Laut einem Aktenvermerk des Gemeindesekretärs bot Benko 250.000 Euro für die Abgeltung des Vorverkaufsrechts. Außerdem wäre er „bereit, im Rahmen einer zeitlich vernünftigen Abwicklung der Genehmigungsverfahren für sein Projekt im Nachhinein einen Betrag in der Höhe von 250.000 Euro für Projekte der Gemeinde zur Verfügung zu stellen“. Genau darin vermuteten vier der acht damals anwesenden Personen eine mögliche Einflussnahme.

So gab Gemeinderat Stefan Bischof gegenüber der Staatsanwaltschaft an, er habe die Aussage so empfunden, dass René Benko „bereit wäre 500.000 Euro für Rechtssicherheit, nämlich den Verzicht des Ausjudizierens zu bezahlen und damit aber auch gewährleistet haben möchte, dass im Bauverfahren keine Probleme auftauchen.“

Elmar Beiser, damals ebenfalls Gemeinderat, heute Vizebürgermeister von Lech, erklärte, die „weiteren 250.000 Euro seien für überhaupt keine Leistung gestanden“. Ob es sich dabei um einen ernst gemeinten Beeinflussungsversuch gehandelt habe, wisse er nicht, so Beiser weiter; wahrscheinlich wolle man aber den Versuch machen, wenn man „es“ sagt.

Rechtsanwalt Dietmar Fritz, der damals für die Gemeinde an der Besprechung teilnahm, sah laut Einstellungsbegründung keinen Versuch, das Verfahren zu beeinflussen – widersprach sich aber selbst, als er von der Justiz gefragt wurde: „War damit eine Verfahrensbeschleunigung durch die Gemeinde Lech mit einer versprochenen Geldzahlung in Abhängigkeit gestellt?“ Des Anwalts Antwort: „Das wurde von René Benko so artikuliert.“

Sowohl Bischof als auch Beiser und Fritz wollten sich auf DOSSIER-Anfrage nicht dazu äußern. Ziviltechniker und Raumplaner Andreas Falch, der seinerzeit auch anwesend war, war bis Redaktionsschluss nicht für eine Stellungnahme zu erreichen.
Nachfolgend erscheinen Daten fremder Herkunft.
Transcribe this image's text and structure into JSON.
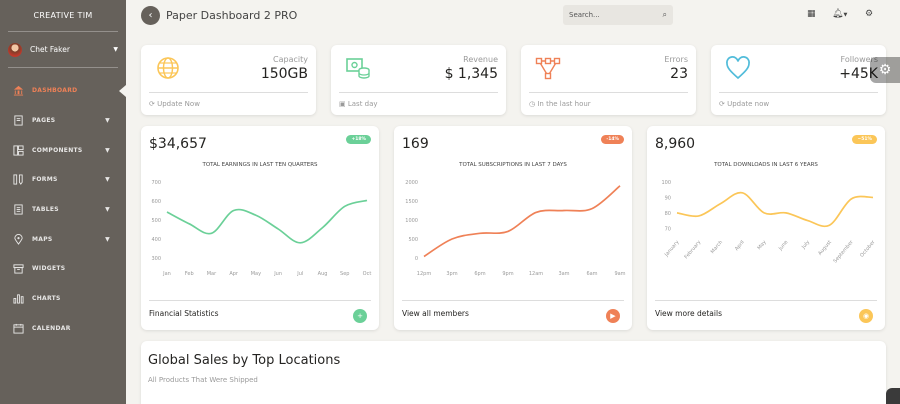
{
  "sidebar": {
    "brand": "CREATIVE TIM",
    "user": "Chet Faker",
    "items": [
      {
        "label": "DASHBOARD",
        "icon": "bank-icon",
        "active": true,
        "caret": false
      },
      {
        "label": "PAGES",
        "icon": "book-icon",
        "caret": true
      },
      {
        "label": "COMPONENTS",
        "icon": "layout-icon",
        "caret": true
      },
      {
        "label": "FORMS",
        "icon": "ruler-pencil-icon",
        "caret": true
      },
      {
        "label": "TABLES",
        "icon": "paper-icon",
        "caret": true
      },
      {
        "label": "MAPS",
        "icon": "pin-icon",
        "caret": true
      },
      {
        "label": "WIDGETS",
        "icon": "box-icon",
        "caret": false
      },
      {
        "label": "CHARTS",
        "icon": "chart-bar-icon",
        "caret": false
      },
      {
        "label": "CALENDAR",
        "icon": "calendar-icon",
        "caret": false
      }
    ]
  },
  "topbar": {
    "title": "Paper Dashboard 2 PRO",
    "search_placeholder": "Search..."
  },
  "stats": [
    {
      "label": "Capacity",
      "value": "150GB",
      "foot": "Update Now",
      "foot_icon": "refresh-icon",
      "icon": "globe-icon",
      "color": "#fbc658"
    },
    {
      "label": "Revenue",
      "value": "$ 1,345",
      "foot": "Last day",
      "foot_icon": "calendar-icon",
      "icon": "money-coins-icon",
      "color": "#6bd098"
    },
    {
      "label": "Errors",
      "value": "23",
      "foot": "In the last hour",
      "foot_icon": "clock-icon",
      "icon": "vector-icon",
      "color": "#ef8157"
    },
    {
      "label": "Followers",
      "value": "+45K",
      "foot": "Update now",
      "foot_icon": "refresh-icon",
      "icon": "heart-icon",
      "color": "#51bcda"
    }
  ],
  "charts": [
    {
      "big": "$34,657",
      "badge": "+18%",
      "badge_color": "#6bd098",
      "title": "TOTAL EARNINGS IN LAST TEN QUARTERS",
      "footer": "Financial Statistics",
      "btn_color": "#6bd098",
      "btn_glyph": "+"
    },
    {
      "big": "169",
      "badge": "-14%",
      "badge_color": "#ef8157",
      "title": "TOTAL SUBSCRIPTIONS IN LAST 7 DAYS",
      "footer": "View all members",
      "btn_color": "#ef8157",
      "btn_glyph": "▶"
    },
    {
      "big": "8,960",
      "badge": "~51%",
      "badge_color": "#fbc658",
      "title": "TOTAL DOWNLOADS IN LAST 6 YEARS",
      "footer": "View more details",
      "btn_color": "#fbc658",
      "btn_glyph": "◉"
    }
  ],
  "chart_data": [
    {
      "type": "line",
      "color": "#6bd098",
      "categories": [
        "Jan",
        "Feb",
        "Mar",
        "Apr",
        "May",
        "Jun",
        "Jul",
        "Aug",
        "Sep",
        "Oct"
      ],
      "yticks": [
        "700",
        "600",
        "500",
        "400",
        "300"
      ],
      "ylim": [
        300,
        700
      ],
      "values": [
        542,
        480,
        430,
        550,
        525,
        453,
        380,
        460,
        572,
        603
      ]
    },
    {
      "type": "line",
      "color": "#ef8157",
      "categories": [
        "12pm",
        "3pm",
        "6pm",
        "9pm",
        "12am",
        "3am",
        "6am",
        "9am"
      ],
      "yticks": [
        "2000",
        "1500",
        "1000",
        "500",
        "0"
      ],
      "ylim": [
        0,
        2000
      ],
      "values": [
        40,
        500,
        650,
        700,
        1200,
        1250,
        1300,
        1900
      ]
    },
    {
      "type": "line",
      "color": "#fbc658",
      "categories": [
        "January",
        "February",
        "March",
        "April",
        "May",
        "June",
        "July",
        "August",
        "September",
        "October"
      ],
      "yticks": [
        "100",
        "90",
        "80",
        "70"
      ],
      "ylim": [
        65,
        100
      ],
      "values": [
        80,
        78,
        86,
        93,
        80,
        80,
        75,
        72,
        89,
        90
      ]
    }
  ],
  "global": {
    "title": "Global Sales by Top Locations",
    "subtitle": "All Products That Were Shipped"
  }
}
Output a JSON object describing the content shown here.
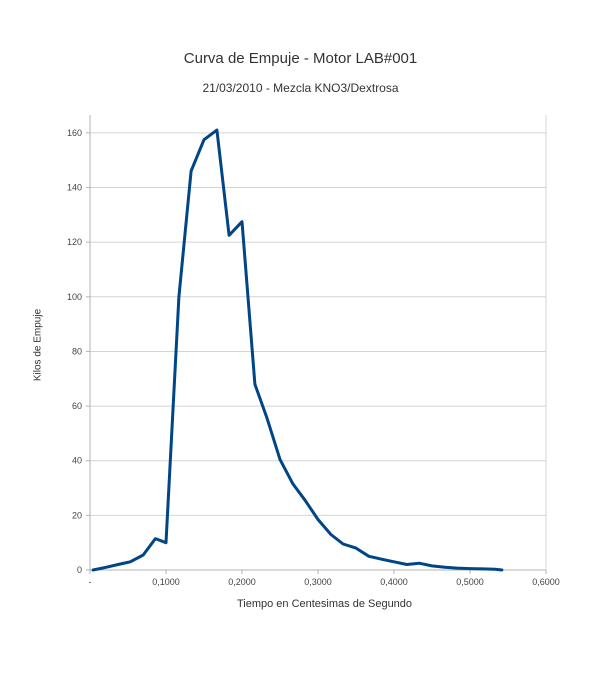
{
  "chart_data": {
    "type": "line",
    "title": "Curva de Empuje - Motor LAB#001",
    "subtitle": "21/03/2010 - Mezcla KNO3/Dextrosa",
    "xlabel": "Tiempo en Centesimas de Segundo",
    "ylabel": "Kilos de Empuje",
    "xlim": [
      0,
      0.6
    ],
    "ylim": [
      0,
      170
    ],
    "x_ticks": [
      "-",
      "0,1000",
      "0,2000",
      "0,3000",
      "0,4000",
      "0,5000",
      "0,6000"
    ],
    "x_tick_values": [
      0,
      0.1,
      0.2,
      0.3,
      0.4,
      0.5,
      0.6
    ],
    "y_ticks": [
      0,
      20,
      40,
      60,
      80,
      100,
      120,
      140,
      160
    ],
    "grid": "horizontal",
    "legend": "none",
    "line_color": "#004586",
    "series": [
      {
        "name": "Empuje",
        "x": [
          0.004,
          0.021,
          0.037,
          0.053,
          0.07,
          0.086,
          0.1,
          0.117,
          0.133,
          0.15,
          0.167,
          0.183,
          0.2,
          0.217,
          0.233,
          0.25,
          0.267,
          0.283,
          0.3,
          0.317,
          0.333,
          0.35,
          0.367,
          0.383,
          0.4,
          0.417,
          0.433,
          0.45,
          0.467,
          0.483,
          0.5,
          0.517,
          0.533,
          0.542
        ],
        "values": [
          0,
          1,
          2,
          3,
          5.5,
          11.5,
          10,
          100,
          146,
          157.5,
          161,
          122.5,
          127.5,
          68,
          55.5,
          40.5,
          31.5,
          25.5,
          18.5,
          13,
          9.5,
          8,
          5,
          4,
          3,
          2,
          2.5,
          1.5,
          1,
          0.7,
          0.5,
          0.4,
          0.3,
          0
        ]
      }
    ]
  }
}
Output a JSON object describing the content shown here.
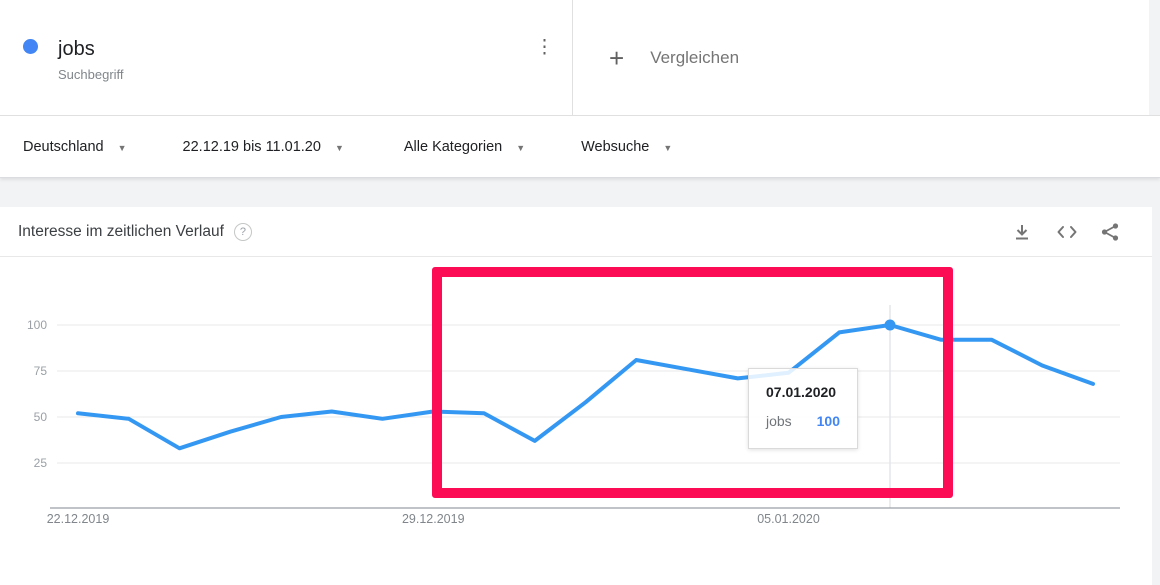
{
  "header": {
    "term": {
      "label": "jobs",
      "sublabel": "Suchbegriff",
      "dot_color": "#4285f4"
    },
    "compare": {
      "label": "Vergleichen",
      "plus_glyph": "+"
    },
    "menu_glyph": "⋮"
  },
  "filters": {
    "geo": {
      "label": "Deutschland"
    },
    "time": {
      "label": "22.12.19 bis 11.01.20"
    },
    "category": {
      "label": "Alle Kategorien"
    },
    "property": {
      "label": "Websuche"
    },
    "caret_glyph": "▼"
  },
  "widget": {
    "title": "Interesse im zeitlichen Verlauf",
    "help_glyph": "?",
    "icon_names": [
      "download-icon",
      "embed-icon",
      "share-icon"
    ]
  },
  "tooltip": {
    "date": "07.01.2020",
    "series": "jobs",
    "value": "100",
    "value_color": "#4285f4"
  },
  "annotation": {
    "shape": "highlight-rectangle",
    "color": "#fb0c55"
  },
  "chart_data": {
    "type": "line",
    "title": "Interesse im zeitlichen Verlauf",
    "x": [
      "22.12.2019",
      "23.12.2019",
      "24.12.2019",
      "25.12.2019",
      "26.12.2019",
      "27.12.2019",
      "28.12.2019",
      "29.12.2019",
      "30.12.2019",
      "31.12.2019",
      "01.01.2020",
      "02.01.2020",
      "03.01.2020",
      "04.01.2020",
      "05.01.2020",
      "06.01.2020",
      "07.01.2020",
      "08.01.2020",
      "09.01.2020",
      "10.01.2020",
      "11.01.2020"
    ],
    "series": [
      {
        "name": "jobs",
        "color": "#3498f3",
        "values": [
          52,
          49,
          33,
          42,
          50,
          53,
          49,
          53,
          52,
          37,
          58,
          81,
          76,
          71,
          74,
          96,
          100,
          92,
          92,
          78,
          68
        ]
      }
    ],
    "ylim": [
      0,
      100
    ],
    "yticks": [
      25,
      50,
      75,
      100
    ],
    "xticks": [
      "22.12.2019",
      "29.12.2019",
      "05.01.2020"
    ],
    "xtick_indices": [
      0,
      7,
      14
    ],
    "grid": true,
    "legend_position": "none",
    "highlighted_point": {
      "x": "07.01.2020",
      "index": 16,
      "value": 100
    }
  }
}
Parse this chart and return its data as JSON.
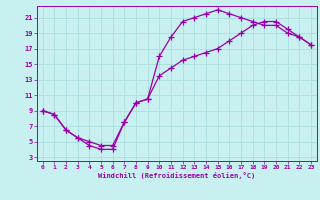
{
  "xlabel": "Windchill (Refroidissement éolien,°C)",
  "bg_color": "#c8f0f0",
  "line_color": "#9900aa",
  "grid_color": "#aadddd",
  "xlim": [
    -0.5,
    23.5
  ],
  "ylim": [
    2.5,
    22.5
  ],
  "xticks": [
    0,
    1,
    2,
    3,
    4,
    5,
    6,
    7,
    8,
    9,
    10,
    11,
    12,
    13,
    14,
    15,
    16,
    17,
    18,
    19,
    20,
    21,
    22,
    23
  ],
  "yticks": [
    3,
    5,
    7,
    9,
    11,
    13,
    15,
    17,
    19,
    21
  ],
  "curve1_x": [
    0,
    1,
    2,
    3,
    4,
    5,
    6,
    7,
    8,
    9,
    10,
    11,
    12,
    13,
    14,
    15,
    16,
    17,
    18,
    19,
    20,
    21,
    22,
    23
  ],
  "curve1_y": [
    9,
    8.5,
    6.5,
    5.5,
    4.5,
    4.0,
    4.0,
    7.5,
    10.0,
    10.5,
    13.5,
    14.5,
    15.5,
    16.0,
    16.5,
    17.0,
    18.0,
    19.0,
    20.0,
    20.5,
    20.5,
    19.5,
    18.5,
    17.5
  ],
  "curve2_x": [
    0,
    1,
    2,
    3,
    4,
    5,
    6,
    7,
    8,
    9,
    10,
    11,
    12,
    13,
    14,
    15,
    16,
    17,
    18,
    19,
    20,
    21,
    22,
    23
  ],
  "curve2_y": [
    9,
    8.5,
    6.5,
    5.5,
    5.0,
    4.5,
    4.5,
    7.5,
    10.0,
    10.5,
    16.0,
    18.5,
    20.5,
    21.0,
    21.5,
    22.0,
    21.5,
    21.0,
    20.5,
    20.0,
    20.0,
    19.0,
    18.5,
    17.5
  ],
  "marker": "+",
  "marker_size": 4,
  "line_width": 0.9
}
Falch gab damals jedenfalls zu Protokoll, dass Benkos Aussage „von den Gemeindevertretern so empfunden worden sei, dass es eine Frechheit sei, über Verfahrensabläufe gegen Geldzahlung zu diskutieren“ – obgleich Falch nicht beurteilen könne, was Benko mit seinem Angebot erreichen wollte.

Für Oberstaatsanwaltschaft und den Weisungsrat war die Suppe zu dünn. Nach Benkos Version wollte dieser stets 500.000 Euro und die Summe einzig für die Abgeltung des Vorkaufsrechts bezahlen – was er am 15. November 2011 auch tat.

„Ein Versuch, die Gemeinde durch ein Angebot von 250.000 in ihrer Verfahrungsabwicklung zu beeinflussen, habe nicht stattgefunden", heißt es in der Einstellungsbegründung. Benko habe „lediglich eine Splittung der Fälligkeit des Betrags von 500.000 Euro, der allein für den Verzicht auf das Ausjudizieren des Vorkaufsrechts vorgesehen war, erreichen wollen.“ Das blieb dem Milliardär verwehrt, er zahlte den Betrag auf einmal. Dafür konnte er s.ein Projekt, das Luxuschalet N, sonst ohne Probleme umsetzen.